A l’audience du 10 juin 2026, [J] [U], était présent mais non représenté. Informé par le juge des référés, comme lors du premier appel du dossier, de l’impossibilité pour lui de se défendre seul en raison de la nature du litige, il a communiqué un formulaire de demande d’aide juridictionnelle, mais sans preuve que ce dernier ait effectivement été déposé au bureau d’aide jurdictionnelle, de sorte qu’aucun renvoi n’était accordé. Il quittait ensuite la salle d’audience.

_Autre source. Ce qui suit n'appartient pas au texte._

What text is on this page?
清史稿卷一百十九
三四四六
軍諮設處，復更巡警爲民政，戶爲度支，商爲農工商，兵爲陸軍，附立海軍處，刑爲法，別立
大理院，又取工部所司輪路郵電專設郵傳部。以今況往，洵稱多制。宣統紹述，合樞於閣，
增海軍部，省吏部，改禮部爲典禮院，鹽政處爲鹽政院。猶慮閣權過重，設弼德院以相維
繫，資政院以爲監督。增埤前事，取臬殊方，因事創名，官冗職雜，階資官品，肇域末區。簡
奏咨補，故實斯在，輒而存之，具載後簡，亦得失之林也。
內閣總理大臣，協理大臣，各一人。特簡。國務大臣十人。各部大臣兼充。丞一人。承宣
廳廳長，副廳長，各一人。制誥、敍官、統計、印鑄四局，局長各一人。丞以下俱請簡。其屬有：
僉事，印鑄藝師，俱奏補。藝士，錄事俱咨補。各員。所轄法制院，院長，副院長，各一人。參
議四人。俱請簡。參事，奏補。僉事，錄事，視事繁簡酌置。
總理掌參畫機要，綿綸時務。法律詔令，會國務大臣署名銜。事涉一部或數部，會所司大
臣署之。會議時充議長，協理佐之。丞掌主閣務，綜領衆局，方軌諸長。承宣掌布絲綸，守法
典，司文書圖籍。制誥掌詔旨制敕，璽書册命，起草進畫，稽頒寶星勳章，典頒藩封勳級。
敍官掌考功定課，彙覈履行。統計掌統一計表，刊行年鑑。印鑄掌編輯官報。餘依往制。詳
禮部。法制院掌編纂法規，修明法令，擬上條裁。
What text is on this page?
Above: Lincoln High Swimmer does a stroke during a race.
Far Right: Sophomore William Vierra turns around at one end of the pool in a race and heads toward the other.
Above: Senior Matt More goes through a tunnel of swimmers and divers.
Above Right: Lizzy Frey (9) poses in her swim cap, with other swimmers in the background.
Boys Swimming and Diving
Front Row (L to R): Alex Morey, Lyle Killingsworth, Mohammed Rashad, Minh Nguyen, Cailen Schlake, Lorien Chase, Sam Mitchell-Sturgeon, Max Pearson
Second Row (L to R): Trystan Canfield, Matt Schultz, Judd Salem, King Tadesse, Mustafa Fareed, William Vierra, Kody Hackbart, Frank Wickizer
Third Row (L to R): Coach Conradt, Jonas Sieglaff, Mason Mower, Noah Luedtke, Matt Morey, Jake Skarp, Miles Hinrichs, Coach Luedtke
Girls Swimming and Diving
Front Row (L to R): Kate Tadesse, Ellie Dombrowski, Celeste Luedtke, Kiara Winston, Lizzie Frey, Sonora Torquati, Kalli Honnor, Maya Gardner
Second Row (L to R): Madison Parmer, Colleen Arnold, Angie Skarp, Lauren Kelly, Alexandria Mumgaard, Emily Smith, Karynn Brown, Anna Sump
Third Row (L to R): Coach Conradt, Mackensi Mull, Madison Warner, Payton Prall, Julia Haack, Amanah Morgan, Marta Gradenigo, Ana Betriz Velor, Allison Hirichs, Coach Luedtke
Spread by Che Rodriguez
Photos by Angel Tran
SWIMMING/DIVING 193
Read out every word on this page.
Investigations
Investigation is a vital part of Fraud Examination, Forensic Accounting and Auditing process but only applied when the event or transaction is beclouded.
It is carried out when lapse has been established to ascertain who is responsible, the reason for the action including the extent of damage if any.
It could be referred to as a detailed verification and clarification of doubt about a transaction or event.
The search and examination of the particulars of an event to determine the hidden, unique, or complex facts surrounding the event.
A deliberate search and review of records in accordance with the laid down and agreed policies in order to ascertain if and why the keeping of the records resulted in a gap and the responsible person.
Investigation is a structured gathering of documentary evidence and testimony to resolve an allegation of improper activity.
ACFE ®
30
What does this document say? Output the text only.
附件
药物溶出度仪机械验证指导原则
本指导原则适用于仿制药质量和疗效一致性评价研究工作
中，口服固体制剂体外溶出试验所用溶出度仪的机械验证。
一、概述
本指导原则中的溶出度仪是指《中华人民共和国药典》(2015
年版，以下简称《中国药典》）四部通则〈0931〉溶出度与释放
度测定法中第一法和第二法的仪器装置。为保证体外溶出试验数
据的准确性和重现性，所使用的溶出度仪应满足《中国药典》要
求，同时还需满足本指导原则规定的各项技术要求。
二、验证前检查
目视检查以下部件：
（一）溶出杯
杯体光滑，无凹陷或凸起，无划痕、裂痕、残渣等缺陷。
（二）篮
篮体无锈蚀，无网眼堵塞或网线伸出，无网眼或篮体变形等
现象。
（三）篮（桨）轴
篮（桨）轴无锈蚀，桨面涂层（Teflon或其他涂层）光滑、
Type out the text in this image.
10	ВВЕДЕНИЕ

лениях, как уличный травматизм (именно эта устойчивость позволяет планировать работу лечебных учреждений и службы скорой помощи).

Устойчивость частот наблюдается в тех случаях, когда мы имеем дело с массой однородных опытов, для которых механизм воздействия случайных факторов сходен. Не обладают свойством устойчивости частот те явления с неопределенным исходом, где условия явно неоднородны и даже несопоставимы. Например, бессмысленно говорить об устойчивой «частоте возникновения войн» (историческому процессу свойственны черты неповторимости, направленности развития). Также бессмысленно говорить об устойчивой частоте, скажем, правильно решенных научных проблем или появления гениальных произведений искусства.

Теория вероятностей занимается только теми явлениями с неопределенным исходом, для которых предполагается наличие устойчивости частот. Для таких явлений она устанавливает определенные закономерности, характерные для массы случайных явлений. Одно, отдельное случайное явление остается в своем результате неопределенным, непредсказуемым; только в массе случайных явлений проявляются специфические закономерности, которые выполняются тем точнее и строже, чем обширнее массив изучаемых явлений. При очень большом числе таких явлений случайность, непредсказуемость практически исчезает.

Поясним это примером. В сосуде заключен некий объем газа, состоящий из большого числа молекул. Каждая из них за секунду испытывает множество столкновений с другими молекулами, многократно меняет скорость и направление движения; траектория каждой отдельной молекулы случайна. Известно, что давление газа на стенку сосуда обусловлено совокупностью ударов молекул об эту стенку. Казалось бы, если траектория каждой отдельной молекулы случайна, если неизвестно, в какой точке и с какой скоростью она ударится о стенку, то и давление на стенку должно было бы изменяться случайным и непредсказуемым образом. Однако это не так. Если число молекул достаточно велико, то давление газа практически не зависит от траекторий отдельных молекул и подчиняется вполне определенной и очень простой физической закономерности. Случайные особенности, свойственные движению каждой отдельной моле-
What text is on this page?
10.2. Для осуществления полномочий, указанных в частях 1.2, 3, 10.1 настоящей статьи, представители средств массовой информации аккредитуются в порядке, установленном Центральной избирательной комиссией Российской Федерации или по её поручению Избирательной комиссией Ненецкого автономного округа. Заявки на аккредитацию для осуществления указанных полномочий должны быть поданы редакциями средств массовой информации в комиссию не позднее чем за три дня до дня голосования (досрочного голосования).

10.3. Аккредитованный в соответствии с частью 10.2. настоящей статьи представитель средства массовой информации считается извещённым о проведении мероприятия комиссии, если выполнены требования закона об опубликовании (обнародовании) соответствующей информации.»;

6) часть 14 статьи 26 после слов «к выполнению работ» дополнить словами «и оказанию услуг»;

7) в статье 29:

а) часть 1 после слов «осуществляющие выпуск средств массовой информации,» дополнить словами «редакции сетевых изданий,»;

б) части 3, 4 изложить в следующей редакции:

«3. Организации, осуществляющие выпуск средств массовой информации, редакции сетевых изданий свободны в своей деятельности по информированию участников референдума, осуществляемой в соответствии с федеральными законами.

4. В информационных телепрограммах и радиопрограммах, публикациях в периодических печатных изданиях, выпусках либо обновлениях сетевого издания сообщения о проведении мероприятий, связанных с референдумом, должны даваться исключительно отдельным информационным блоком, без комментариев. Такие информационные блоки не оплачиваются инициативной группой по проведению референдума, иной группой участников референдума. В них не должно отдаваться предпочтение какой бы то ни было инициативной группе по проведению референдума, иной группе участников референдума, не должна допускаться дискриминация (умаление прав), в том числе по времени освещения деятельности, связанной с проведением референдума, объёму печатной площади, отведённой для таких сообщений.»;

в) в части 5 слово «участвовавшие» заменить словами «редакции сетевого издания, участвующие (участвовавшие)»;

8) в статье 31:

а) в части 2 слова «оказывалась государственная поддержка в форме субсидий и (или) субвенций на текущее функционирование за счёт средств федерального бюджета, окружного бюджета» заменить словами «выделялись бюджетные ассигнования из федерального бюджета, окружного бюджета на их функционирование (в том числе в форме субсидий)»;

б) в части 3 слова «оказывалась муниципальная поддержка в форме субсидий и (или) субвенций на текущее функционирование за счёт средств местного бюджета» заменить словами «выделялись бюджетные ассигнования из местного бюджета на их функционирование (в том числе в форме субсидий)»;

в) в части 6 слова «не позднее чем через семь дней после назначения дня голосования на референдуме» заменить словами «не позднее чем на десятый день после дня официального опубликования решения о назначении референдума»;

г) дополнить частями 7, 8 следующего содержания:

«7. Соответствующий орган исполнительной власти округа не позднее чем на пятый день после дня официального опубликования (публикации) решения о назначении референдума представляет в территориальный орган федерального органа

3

Le conseil de PARIS HABITAT soutenait pour sa part ses conclusions. Il exposait qu’[J] [U] avait été placé sous contrôle judiciaire dans le cadre d’une procédure pénale en lien avec le contexte des faits dont le juge des référés était saisi, et qu’à la suite de l’audience du 6 mai 2026, le tribunal correctionnel rendrait son délibéré courant juin 2026.
Il lui a été indiqué que la décision, mise en délibéré, serait rendue le 22 juillet 2026, cette date ayant par la suite été prorogée au 29 juillet 2026.
Sur les faits
PARIS HABITAT-OPH (“PARIS HABITAT”) se présente comme un établissement public à caractère industriel et commercial, office public de l’habitat, premier bailleur social de la ville de Paris.
[H] [N] est la Directrice Générale de l’Office, [D] [W] est chef de l’Agence de l’agence sise [Adresse 3], qui dépend de la Direction Territoriale nord-ouest de Paris HABITAT, [A] [V] est gérante au sein de cette agence et enfin [K] [I] épouse [O] y est chargée de clientèle.
Les demandeurs exposent que PARIS HABITAT a donné à bail à usage d’habitation un appartement sis [Adresse 2] à [J] [U], logement situé dans le périmère de l’agence du [Adresse 4]. Ils indiquent que depuis novembre 2024, le défendeur ne cesse de tenir des propos dénigrants envers les salariés de [Localité 1] et envers l’établissement lui-même, sur divers supports numériques ou dans des tracts distribués dans les boites aux lettres ou affichées dans des parties communes.
Ces comportements ont amené les salariés de PARIS HABITAT, mais également des gardiens d’immeuble et ses voisins, à déposer diverses plaintes à son encontre, pour lesquelles une audience devant la 10e chambre du tribunal correctionnel de Paris s’est tenue le 5 mai 2026.